A New Teacher, Before the Beginning
There is a certain shine to early September, a hard, chestnut kind of feeling that grows inside while Indian summer makes its last stand of prickly heat. I can feel the weight of summer's ending in my hands, heavy as a load of books. No more rows to hoe in the garden. No more cicadas whining from the highest parts of trees. No more hydrants arcing freedom onto the wavy pavement.
Suddenly, a neighbor's dog I haven't heard all summer begins to bark. Passing the park, I see a man in overalls scrubbing the walls of the drained public pool. When I climb the steps of the high school, two janitors are drilling at the hinge on the front double doors. Already, they must hear beyond the drill's whizz tomorrow's din of a thousand young voices.
Nodding to the janitors (soon I will know their names), walking past them into the empty school, I know that what I smell - that clean mixture of new books, wood polish, ammonia, chalk dust, lavatory soap - is an odor I will come to carry home with me from work, an odor I will make my own.

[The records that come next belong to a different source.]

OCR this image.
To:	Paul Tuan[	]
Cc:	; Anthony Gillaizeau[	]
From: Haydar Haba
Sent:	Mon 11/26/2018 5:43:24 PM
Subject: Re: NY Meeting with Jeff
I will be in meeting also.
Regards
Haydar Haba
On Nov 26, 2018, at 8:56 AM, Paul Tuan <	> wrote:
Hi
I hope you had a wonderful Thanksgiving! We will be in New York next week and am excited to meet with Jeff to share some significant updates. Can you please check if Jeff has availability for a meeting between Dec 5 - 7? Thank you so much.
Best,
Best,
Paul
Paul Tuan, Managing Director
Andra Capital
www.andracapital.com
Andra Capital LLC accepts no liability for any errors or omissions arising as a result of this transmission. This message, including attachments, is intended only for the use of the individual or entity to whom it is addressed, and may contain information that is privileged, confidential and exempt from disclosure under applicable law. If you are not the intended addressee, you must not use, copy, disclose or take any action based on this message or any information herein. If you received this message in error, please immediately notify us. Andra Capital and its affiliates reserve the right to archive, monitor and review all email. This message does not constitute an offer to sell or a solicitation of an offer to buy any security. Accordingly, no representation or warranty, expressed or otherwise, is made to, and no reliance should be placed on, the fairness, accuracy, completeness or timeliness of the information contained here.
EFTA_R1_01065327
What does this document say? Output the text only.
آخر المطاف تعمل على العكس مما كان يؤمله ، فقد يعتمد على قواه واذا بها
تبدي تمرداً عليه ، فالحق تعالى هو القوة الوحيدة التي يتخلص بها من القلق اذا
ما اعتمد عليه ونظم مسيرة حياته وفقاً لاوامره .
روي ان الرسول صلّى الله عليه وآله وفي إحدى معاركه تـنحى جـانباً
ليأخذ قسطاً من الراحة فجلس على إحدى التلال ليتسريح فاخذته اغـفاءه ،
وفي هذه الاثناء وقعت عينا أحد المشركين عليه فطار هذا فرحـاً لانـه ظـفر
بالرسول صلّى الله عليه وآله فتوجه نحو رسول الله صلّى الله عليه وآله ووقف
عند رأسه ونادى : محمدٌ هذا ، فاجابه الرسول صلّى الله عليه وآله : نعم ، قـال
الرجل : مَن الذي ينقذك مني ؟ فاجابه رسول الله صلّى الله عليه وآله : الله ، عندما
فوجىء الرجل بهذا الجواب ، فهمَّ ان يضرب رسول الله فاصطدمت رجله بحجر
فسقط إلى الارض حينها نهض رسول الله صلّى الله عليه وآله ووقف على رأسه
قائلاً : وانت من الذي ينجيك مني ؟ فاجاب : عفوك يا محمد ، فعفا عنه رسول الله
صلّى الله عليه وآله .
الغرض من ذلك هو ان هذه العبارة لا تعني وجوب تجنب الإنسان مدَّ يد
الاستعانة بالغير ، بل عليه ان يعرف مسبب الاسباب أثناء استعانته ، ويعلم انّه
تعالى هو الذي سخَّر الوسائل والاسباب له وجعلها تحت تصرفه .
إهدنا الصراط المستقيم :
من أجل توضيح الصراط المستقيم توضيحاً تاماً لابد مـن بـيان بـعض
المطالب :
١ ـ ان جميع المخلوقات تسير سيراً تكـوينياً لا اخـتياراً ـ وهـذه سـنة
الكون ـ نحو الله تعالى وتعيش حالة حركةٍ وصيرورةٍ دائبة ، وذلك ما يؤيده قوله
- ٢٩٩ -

When the bell rings, I am so startled that I gasp. After today, that bell will call to life a huge eruption of noise - squeak of chair legs, shuffle and beat of sneakered feet, jiggle and clang of lockers, hoot and holler of hallways full of students. There is nothing so terrifying or astonishing as the first day of school. When you're a student, that is. What it's like when you're a teacher, I won't know until tomorrow.
Tonight, I'll be happy if I sleep at all.
Waiting for the second bell, I hear no sound but the janitors' distant drilling. Nothing moves except the dust falling slowly, like movie snow, in javelins of light thrown into freeze-frames by the small windows on each classroom's closed door. I am the first one here for the new teacher's day-before-school orientation. I am early. I want to be. I think that before I can make sense of a full school,
I should know it first when it is empty. I stop at the hip-high water fountain for a drink, and in the gleaming metal I see myself for just a second, almost a boy again, before the water covers it with drips.
The English office is on the second floor, somewhere between the writing lab and the library. I'm surprised to find my heartbeat quickening, pulling at the muscles in my chest, my throat, my jaw, lifting my cheeks into a smile. I never really liked school as a child.
When I recall the fall of 1969, the year before I started kindergarten, the year when both my brothers and my sister were off in school and I was home alone with my mother, I recall it without specific detail but with a surpassing sense of happiness and tenure. Perhaps, being the youngest, I could finally school myself in my mother's full attention.
So when the next September came, I could do nothing but cry out the bus window as my waving mother diminished with each shifting gear. Grammar school I remember as a series of scoldings, my class somehow the most deserving of punishment. High school a time of ceaseless self-awareness; running cross-country after school was all I could do to escape or understand myself. There were problems to solve, stories to comprehend, languages to learn only to forget again. There were a million moments I would never trade for a chance at others, like running in a meet beside my brothers as teammates, propelling ourselves through cool autumn woods, our parents at the finish line, cheering.
I FIND an open classroom and sit in a chair in one of the rows. The big silver clock, as ever, ticks, ticks. If only my father were here and I could ask him - a high school teacher for nearly 30 years - how to make a class listen, how to project my voice, how to be funny and serious at the same time. But he's retired and 200 miles away. And there's not even the impulse now to raise my hand. Once you've crossed to the other side of the classroom, you continue to learn, but you're never not the teacher anymore.
When the second bell rings, I get up. I walk to the board, and turn. I begin.